Grandville, Michigan: The Rose Room

This essay was an honorable mention in the 2017 Narrative Map College Student Writing Contest. 

Kelley hoisted the door open and a ding promptly followed. We peered around the empty shop, the vacancy of other people was unimportant because we felt welcomed into a room with only flowers. The scents met our noses with a cooling effect, almost like when mint Chapstick encounters lips. Our eyes were pleased with the blurred view of different hues coming from every which way. Without focusing in on a specific flower, the room looked like an abstract painting. We were stopped in the doorway taking it all in.

“This place is so cute,” Kelley spoke softly to me as she reached out stroking the petals of this grand, crimson, wonderfully fresh Chrysanthemum.

“I’ve never been to a place like this,” I claimed, sharing my awe. Kelley and I didn’t have much to our lives in Michigan but school and lacrosse. It wasn’t our home. This was the first place in Michigan I felt undoubtedly comfortable and serene.

The silence inhabiting the shop hushed us and forced our other senses. We waded through the aisles admiring the bushels and blobs of color that surrounded us. We took in the gentle scents of lavender, sage, and dirt creating the perfect blend. We took our time admiring the bundles of flowers, no two alike or the same. The stems already cut and the thorns already pricked. The room began to open up as we saw the flowers each individually and instead of them consuming us.

I started to think about Michigan in terms of why I was there and why I hadn’t decided to let go of where I came from. Michigan was completely foreign to me. Walking through those aisles, my mind kept flashing back to my hometown. I saw the downtown lights flooding the street sides as I looked at the ceiling lamps. I noticed some flower cutters on a back table and it took me back to hot sweltering days of poking and prodding the trees in our yard. My mind raced back and forth from my home to this new place, finally calming as another door came into my sight.

I curiously shifted towards the door. Grasping the handle, which felt like a car door in the middle of February, we shuffled through the door and into the chilled room letting the door collapse behind us. It was a long, narrow hallway-type room. Our pupils grew about two sizes bigger and mirrored the wall of colors before me. They weren’t mixed together this time though; the blues were in one place, the reds were bunched together, and the pinks covered their own space too. This was the rose room, filled to the brim and covered wall to wall with fresh roses giving us a sense of tranquility and relinquishing a bit of their purpose to us. We were in a trance. Time stood still.

We weren’t even acknowledging the presence of each other anymore, standing next to one another as if we were ghosts. I began to move forward, planting one foot at a time. Rooted in one place, I noticed a smaller clump of roses. An off-white base, almost cream, topped with a deep red color. The petals were big and full like the in drawings you see of roses. Perfectly imperfect in the way the petals seemed to fit together, like a puzzle. I reached for it touching the smooth stem between my fingers, feeling a chill run up my arm and then down my spine. I held that rose as I continued down the narrow hallway. I felt like Alice, but instead of Wonderland, I was in a room of roses that towered over me. The next rose I grasped was a vibrant, yet subtle yellow rose, and I kept wandering. The room seemed to continue forever. A new flower popping up as soon as I would turn the other way. Each flower represented another tie to this place, another memory for my mind to escape to. Something I desperately wanted away from home.

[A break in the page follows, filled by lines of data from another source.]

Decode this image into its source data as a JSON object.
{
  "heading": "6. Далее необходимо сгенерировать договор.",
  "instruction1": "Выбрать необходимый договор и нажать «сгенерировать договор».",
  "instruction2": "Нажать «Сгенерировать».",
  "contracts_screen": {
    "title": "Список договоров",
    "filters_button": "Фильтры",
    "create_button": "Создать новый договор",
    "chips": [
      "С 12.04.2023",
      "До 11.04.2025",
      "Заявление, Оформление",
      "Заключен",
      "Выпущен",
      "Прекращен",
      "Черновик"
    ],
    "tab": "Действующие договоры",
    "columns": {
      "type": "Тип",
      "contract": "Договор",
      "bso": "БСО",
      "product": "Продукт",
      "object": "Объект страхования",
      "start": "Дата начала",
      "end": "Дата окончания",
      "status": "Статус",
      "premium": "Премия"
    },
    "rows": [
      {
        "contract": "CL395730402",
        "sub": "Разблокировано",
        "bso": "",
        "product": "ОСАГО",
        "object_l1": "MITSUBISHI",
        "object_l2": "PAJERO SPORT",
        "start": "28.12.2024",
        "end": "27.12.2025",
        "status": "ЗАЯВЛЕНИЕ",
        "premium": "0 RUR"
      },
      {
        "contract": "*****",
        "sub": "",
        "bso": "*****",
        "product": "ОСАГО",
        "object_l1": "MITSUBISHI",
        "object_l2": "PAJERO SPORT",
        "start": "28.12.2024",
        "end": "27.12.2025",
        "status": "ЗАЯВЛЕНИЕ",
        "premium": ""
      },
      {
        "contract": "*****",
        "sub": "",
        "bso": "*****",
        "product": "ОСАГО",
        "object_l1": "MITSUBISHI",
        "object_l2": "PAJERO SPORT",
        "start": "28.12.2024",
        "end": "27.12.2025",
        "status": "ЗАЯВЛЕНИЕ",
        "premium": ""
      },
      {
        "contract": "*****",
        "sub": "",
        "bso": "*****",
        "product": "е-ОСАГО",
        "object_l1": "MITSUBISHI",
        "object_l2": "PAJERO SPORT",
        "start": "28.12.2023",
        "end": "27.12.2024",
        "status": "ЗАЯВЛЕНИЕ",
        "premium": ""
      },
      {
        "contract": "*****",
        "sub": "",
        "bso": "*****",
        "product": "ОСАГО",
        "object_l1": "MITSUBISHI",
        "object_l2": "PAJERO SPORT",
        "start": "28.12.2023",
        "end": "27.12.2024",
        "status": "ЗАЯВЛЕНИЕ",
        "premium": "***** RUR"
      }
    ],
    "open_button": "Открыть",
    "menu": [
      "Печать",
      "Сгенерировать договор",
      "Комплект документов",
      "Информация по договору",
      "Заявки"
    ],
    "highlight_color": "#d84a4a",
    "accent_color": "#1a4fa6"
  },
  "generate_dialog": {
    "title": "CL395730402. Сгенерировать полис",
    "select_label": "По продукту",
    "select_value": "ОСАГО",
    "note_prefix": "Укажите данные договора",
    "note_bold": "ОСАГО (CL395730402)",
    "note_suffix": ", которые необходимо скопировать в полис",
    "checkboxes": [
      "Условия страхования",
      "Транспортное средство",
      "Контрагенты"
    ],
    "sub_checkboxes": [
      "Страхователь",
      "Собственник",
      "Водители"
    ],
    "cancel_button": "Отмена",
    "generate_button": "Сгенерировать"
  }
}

I ended up with enough roses to fill at least five vases. I could go on to describe each rose individually, as they each seemed to possess their own personality. We walked out the door, flowers in hand and grins extending beyond our faces. Nothing else at that moment mattered. My mind was numb with happiness and was content where it was. There was no curious racing from state to state. In fact, I still have the flowers. A bit duller and shrunk, but perfectly frozen in their state of beauty. I still think about that day every time I look at the roses. An insignificant day in the grand scheme of things, yet still holds power over me. I had found a place that manifested joy in the present rather than force a memory from the past.

Carly Shisler

Carly Shisler is a student-athlete at Grand Valley State University seeking a degree in Marketing with an Advertising and Public Relations minor. She was born and raised in Naperville, IL and came to Michigan to play lacrosse. She loves to write as a hobby and hopes to continue using writing within her future career.